Another man detained
A fourth man who was detained Friday was identified by his boss as Steve Gregory Croes, a 26-year-old disc jockey on a privately owned party boat. He was arrested early Friday, a day after being contacted by police and giving them a statement, the boat’s owner Marcus Wiggins told The Associated Press. The detainee is not related to the attorney general’s spokeswoman.

Van der Sloot is the son of Paul van der Sloot, of the Netherlands, who is training to be a judge in Aruba. Holloway Twitty, 44, has insisted that he and the Kalpoe brothers hold the key to the investigation and she wants authorities to pressure the young men harder to tell the truth.

In Alabama, a friend of Holloway’s family said the young woman’s relatives, not Aruban police, first identified and located Joran and the Kalpoe brothers — less than a day after she disappeared.

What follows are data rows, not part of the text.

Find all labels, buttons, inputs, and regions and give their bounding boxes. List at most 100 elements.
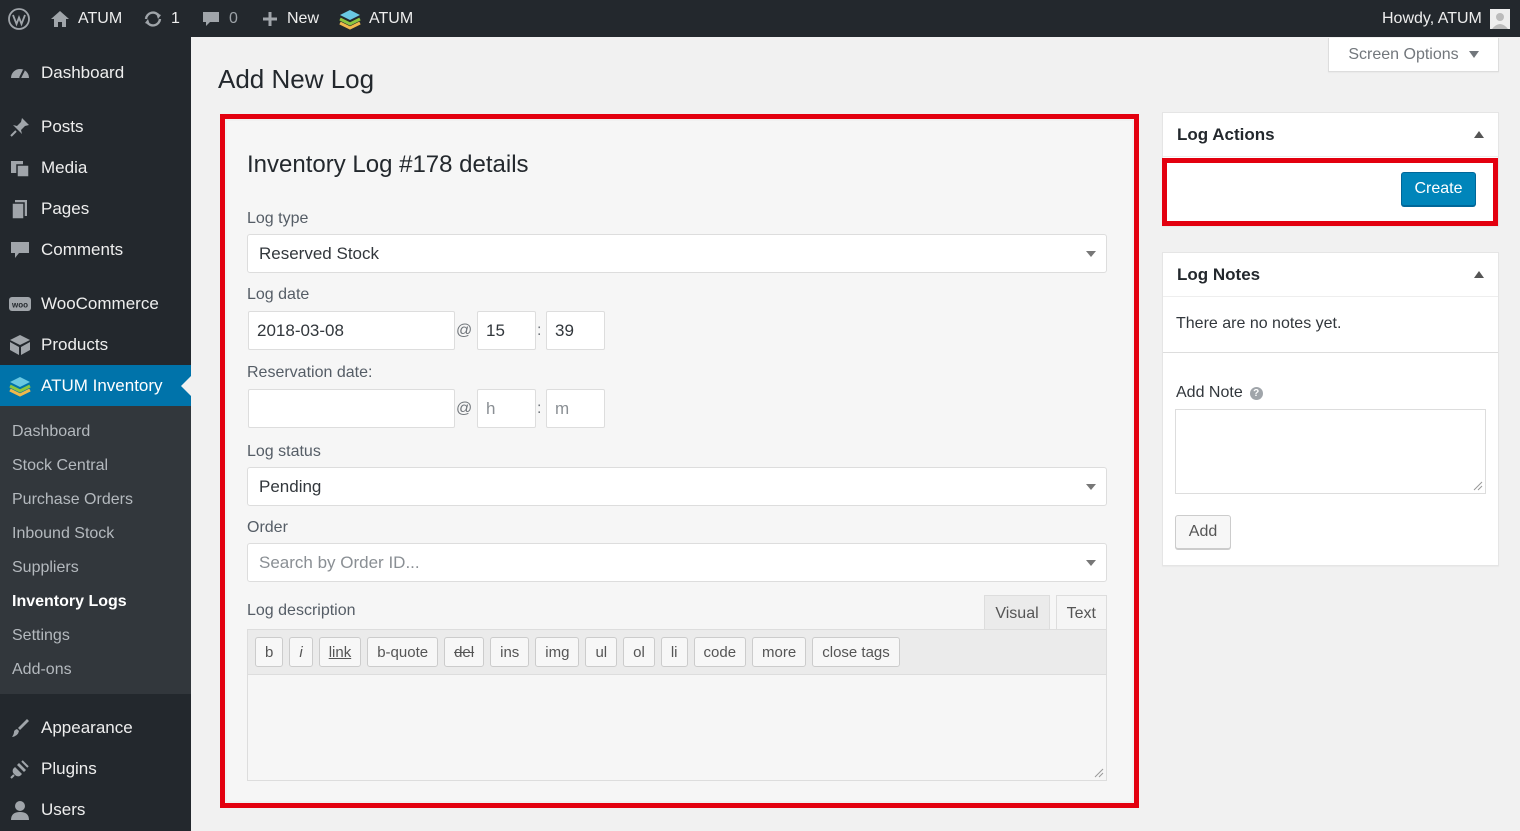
- sidebar-item-label: Media: [41, 157, 88, 177]
- add-note-button[interactable]: Add: [1175, 515, 1231, 549]
- collapse-arrow-icon[interactable]: [1474, 271, 1484, 278]
- dropdown-caret-icon: [1086, 251, 1096, 257]
- my-account-link[interactable]: Howdy, ATUM: [1382, 0, 1510, 37]
- resize-handle-icon[interactable]: [1094, 768, 1104, 778]
- log-hour-input[interactable]: 15: [477, 311, 536, 350]
- wordpress-logo-icon[interactable]: [8, 0, 30, 37]
- submenu-item-stock-central[interactable]: Stock Central: [12, 457, 108, 475]
- sidebar-item-label: Products: [41, 334, 109, 354]
- sidebar-item-label: ATUM Inventory: [41, 375, 163, 395]
- log-minute-input[interactable]: 39: [546, 311, 605, 350]
- sidebar-item-plugins[interactable]: Plugins: [0, 748, 191, 789]
- create-button[interactable]: Create: [1401, 172, 1476, 206]
- updates-link[interactable]: 1: [143, 0, 180, 37]
- admin-bar: ATUM 1 0 New ATUM Howdy, ATUM: [0, 0, 1520, 37]
- sidebar-item-posts[interactable]: Posts: [0, 106, 191, 147]
- sidebar-item-label: WooCommerce: [41, 293, 159, 313]
- sidebar-item-appearance[interactable]: Appearance: [0, 707, 191, 748]
- media-icon: [11, 160, 30, 178]
- qt-blockquote-button[interactable]: b-quote: [367, 637, 439, 667]
- qt-more-button[interactable]: more: [752, 637, 807, 667]
- qt-italic-button[interactable]: i: [289, 637, 313, 667]
- colon-separator: :: [537, 400, 542, 417]
- sidebar-item-label: Posts: [41, 116, 84, 136]
- reservation-minute-input[interactable]: m: [546, 389, 605, 428]
- woo-icon: woo: [9, 296, 31, 311]
- log-hour-value: 15: [486, 320, 505, 340]
- help-icon[interactable]: ?: [1249, 386, 1263, 400]
- order-label: Order: [247, 519, 288, 536]
- page-title: Add New Log: [218, 64, 375, 94]
- howdy-text: Howdy, ATUM: [1382, 10, 1482, 27]
- submenu-item-purchase-orders[interactable]: Purchase Orders: [12, 491, 133, 509]
- reservation-hour-input[interactable]: h: [477, 389, 536, 428]
- sidebar-item-users[interactable]: Users: [0, 789, 191, 830]
- comment-icon: [203, 11, 219, 26]
- avatar: [1489, 8, 1510, 29]
- comments-link[interactable]: 0: [201, 0, 238, 37]
- sidebar-item-dashboard[interactable]: Dashboard: [0, 52, 191, 93]
- sidebar-item-products[interactable]: Products: [0, 324, 191, 365]
- log-details-panel: Inventory Log #178 details Log type Rese…: [227, 121, 1132, 801]
- sidebar-item-woocommerce[interactable]: woo WooCommerce: [0, 283, 191, 324]
- reservation-date-label: Reservation date:: [247, 364, 373, 381]
- sidebar-item-label: Users: [41, 799, 86, 819]
- log-status-label: Log status: [247, 443, 321, 460]
- screen-options-button[interactable]: Screen Options: [1328, 38, 1499, 72]
- add-note-label-text: Add Note: [1176, 384, 1243, 401]
- divider: [1163, 352, 1498, 353]
- sidebar-item-atum-inventory[interactable]: ATUM Inventory: [0, 365, 191, 406]
- sidebar-item-media[interactable]: Media: [0, 147, 191, 188]
- sidebar-item-comments[interactable]: Comments: [0, 229, 191, 270]
- submenu-item-inventory-logs[interactable]: Inventory Logs: [12, 593, 127, 611]
- log-minute-value: 39: [555, 320, 574, 340]
- log-notes-header[interactable]: Log Notes: [1163, 253, 1498, 297]
- tab-text[interactable]: Text: [1055, 595, 1107, 631]
- log-notes-title: Log Notes: [1177, 264, 1261, 284]
- log-type-select[interactable]: Reserved Stock: [247, 234, 1107, 273]
- submenu-item-dashboard[interactable]: Dashboard: [12, 423, 90, 441]
- pin-icon: [10, 117, 29, 137]
- add-note-textarea[interactable]: [1175, 409, 1486, 494]
- log-notes-box: Log Notes There are no notes yet. Add No…: [1162, 252, 1499, 566]
- log-actions-header[interactable]: Log Actions: [1163, 113, 1498, 157]
- order-search-select[interactable]: Search by Order ID...: [247, 543, 1107, 582]
- atum-menu-link[interactable]: ATUM: [339, 0, 413, 37]
- brush-icon: [12, 718, 29, 737]
- log-date-value: 2018-03-08: [257, 320, 344, 340]
- log-actions-title: Log Actions: [1177, 124, 1275, 144]
- caret-down-icon: [1468, 51, 1479, 58]
- log-actions-box: Log Actions: [1162, 112, 1499, 226]
- submenu-item-inbound-stock[interactable]: Inbound Stock: [12, 525, 114, 543]
- qt-ins-button[interactable]: ins: [490, 637, 530, 667]
- qt-link-button[interactable]: link: [318, 637, 362, 667]
- qt-bold-button[interactable]: b: [255, 637, 284, 667]
- submenu-item-settings[interactable]: Settings: [12, 627, 70, 645]
- atum-icon: [9, 376, 31, 397]
- sidebar-item-pages[interactable]: Pages: [0, 188, 191, 229]
- qt-li-button[interactable]: li: [660, 637, 688, 667]
- qt-img-button[interactable]: img: [535, 637, 580, 667]
- comment-icon: [11, 241, 29, 258]
- user-icon: [11, 800, 29, 820]
- log-date-label: Log date: [247, 286, 310, 303]
- log-status-select[interactable]: Pending: [247, 467, 1107, 506]
- qt-del-button[interactable]: del: [444, 637, 485, 667]
- reservation-date-input[interactable]: [248, 389, 455, 428]
- resize-handle-icon[interactable]: [1473, 481, 1483, 491]
- qt-ol-button[interactable]: ol: [623, 637, 655, 667]
- submenu-item-add-ons[interactable]: Add-ons: [12, 661, 72, 679]
- new-content-link[interactable]: New: [261, 0, 319, 37]
- site-name-link[interactable]: ATUM: [50, 0, 122, 37]
- qt-close-tags-button[interactable]: close tags: [812, 637, 900, 667]
- tab-visual[interactable]: Visual: [984, 595, 1050, 631]
- log-type-value: Reserved Stock: [259, 243, 379, 263]
- collapse-arrow-icon[interactable]: [1474, 131, 1484, 138]
- comments-count: 0: [229, 10, 238, 27]
- qt-code-button[interactable]: code: [693, 637, 747, 667]
- log-date-input[interactable]: 2018-03-08: [248, 311, 455, 350]
- qt-ul-button[interactable]: ul: [585, 637, 618, 667]
- sidebar-item-label: Comments: [41, 239, 124, 259]
- log-description-textarea[interactable]: [247, 674, 1107, 781]
- submenu-item-suppliers[interactable]: Suppliers: [12, 559, 79, 577]
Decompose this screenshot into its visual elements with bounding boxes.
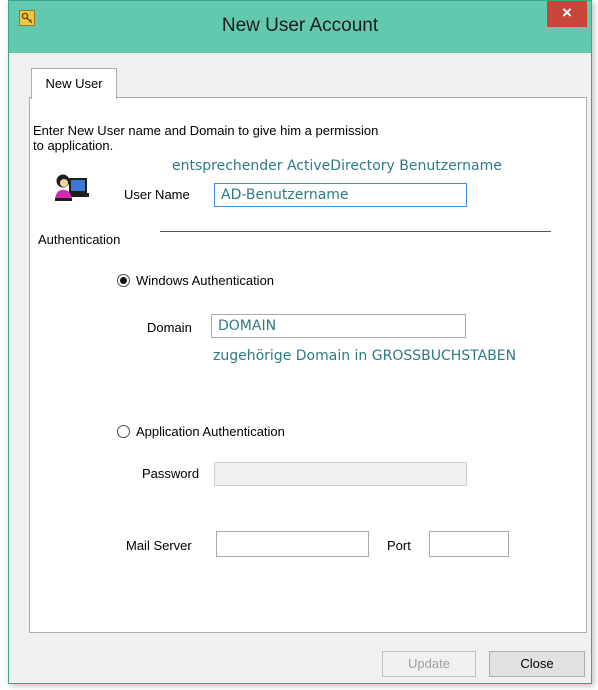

“She had been missing less than 24 hours and we had all three names and addresses, so it’s just disappointing that they (authorities) weren’t able to move faster,” Jody Bearman, who organized the graduation trip and went to Aruba to help in the search, told The Associated Press on Friday.

Holloway Twitty said if significant progress is not made soon in the case, she may start to believe that authorities are protecting the detainees. Aruban authorities have said they are pursuing all leads and protecting no one.

On Friday, a judge ruled on a petition from the elder van der Sloot to visit his son, whom he has not been allowed to see since Joran was detained on June 9, and from the Kalpoes’ attorneys requesting to see any evidence prosecutors may have gathered. Both Croes and a court secretary refused to reveal the rulings. Defense attorneys did not return calls seeking comment.

It was not clear how the disc jockey might be connected to the other detainees. He told Wiggins that he knew one of the Kalpoe brothers because he went to the same Internet cafe, Wiggins said.